Deployment: Flink job upgrades use savepoints — graceful drain, restore on new version, watermark continuity preserved. Schema migrations to OLAP go through a shadow table with double-write for one tier-window before cutover. KV store changes use the per-shard versioning to avoid cross-shard inconsistency.

The “we re-ran the pipeline” credibility problem: every backfill emits a versioned correction. Dashboards display a small badge: “value corrected at T”. Without explicit comms, finance teams see numbers move and lose trust permanently. The product surface for corrections is part of the system, not an afterthought.

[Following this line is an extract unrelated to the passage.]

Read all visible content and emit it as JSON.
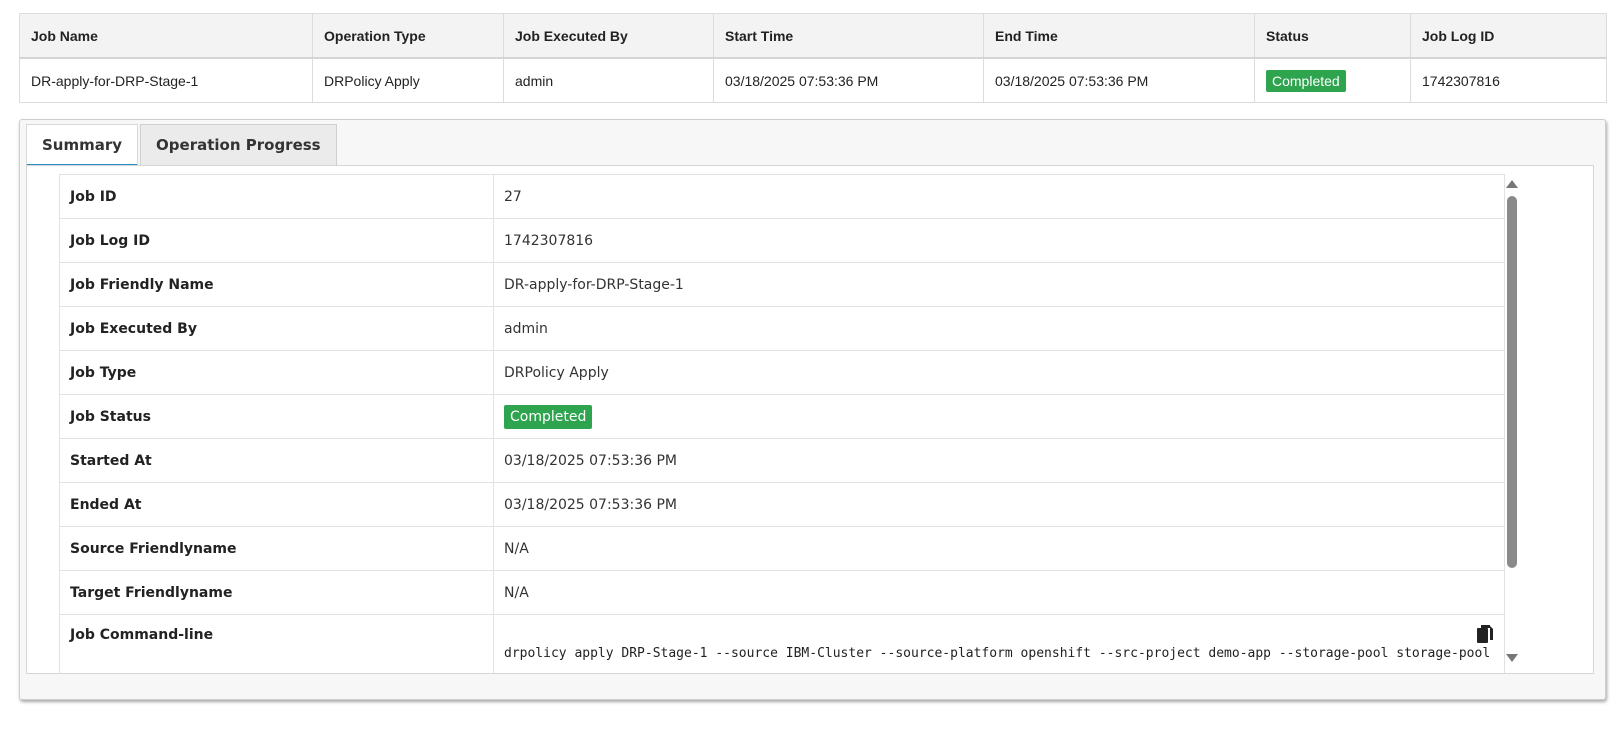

15. Tradeoffs Taken and What Would Change Them

Two stores instead of one: chosen for workload isolation. Would consolidate to one (Pinot or Druid with hot caching) only if point-read QPS dropped 10x or if operational cost of two systems exceeded engineering value — neither likely.
Effectively-once default + exactly-once billing tier: chosen because billing-grade everywhere is 10x cost for ~2% of value. Would change if regulatory regime forced uniform billing-grade integrity (e.g., a healthcare counting use case).
1-min as the smallest OLAP granularity: chosen because 1-sec rollups are 60x storage and the product cases I’ve seen don’t justify it. Would add 10-sec rollups for the real-time tier if a specific top-1000-counter use case demanded sub-minute aggregation.
24h dedup window: bounded by mobile-replay reality. Would extend to 72h if the producer SLA loosened, at proportional state cost.

16. What I Would Push Back On

[STAFF SIGNAL: saying no]

“Near-real-time” is underspecified by 100x in cost. Before designing, I’d force the conversation to a numeric SLO per tier — and resist a uniform 1-second SLO across all 1B counters.
“Aggregate across counters” without a query catalogue. Pre-aggregating dimensions you never query is waste; not pre-aggregating the ones you do is failure. I’d insist on the top 20 query shapes before committing to rollup schemas.
The implicit “exactly-once” expectation. Most workloads tolerate 0.01% error; only billing-grade pays the cost. Pushing every counter into the billing tier is a 10x cost mistake masquerading as rigor.
The “one architecture” assumption. Per-counter reads and cross-counter aggregations are fundamentally different workloads. A single store serving both forces one to lose.
“100B events/day” as a static target. Capacity planning needs a 12-month growth curve and a cardinality growth curve — which usually grows faster than event volume and is the actual constraint.

The honest answer to most “real-time counting” requests is: build the 30s-freshness default tier well, build the audit log and reconciliation, and resist scope creep into sub-second freshness or exact-everywhere integrity until a specific product justifies the 10x.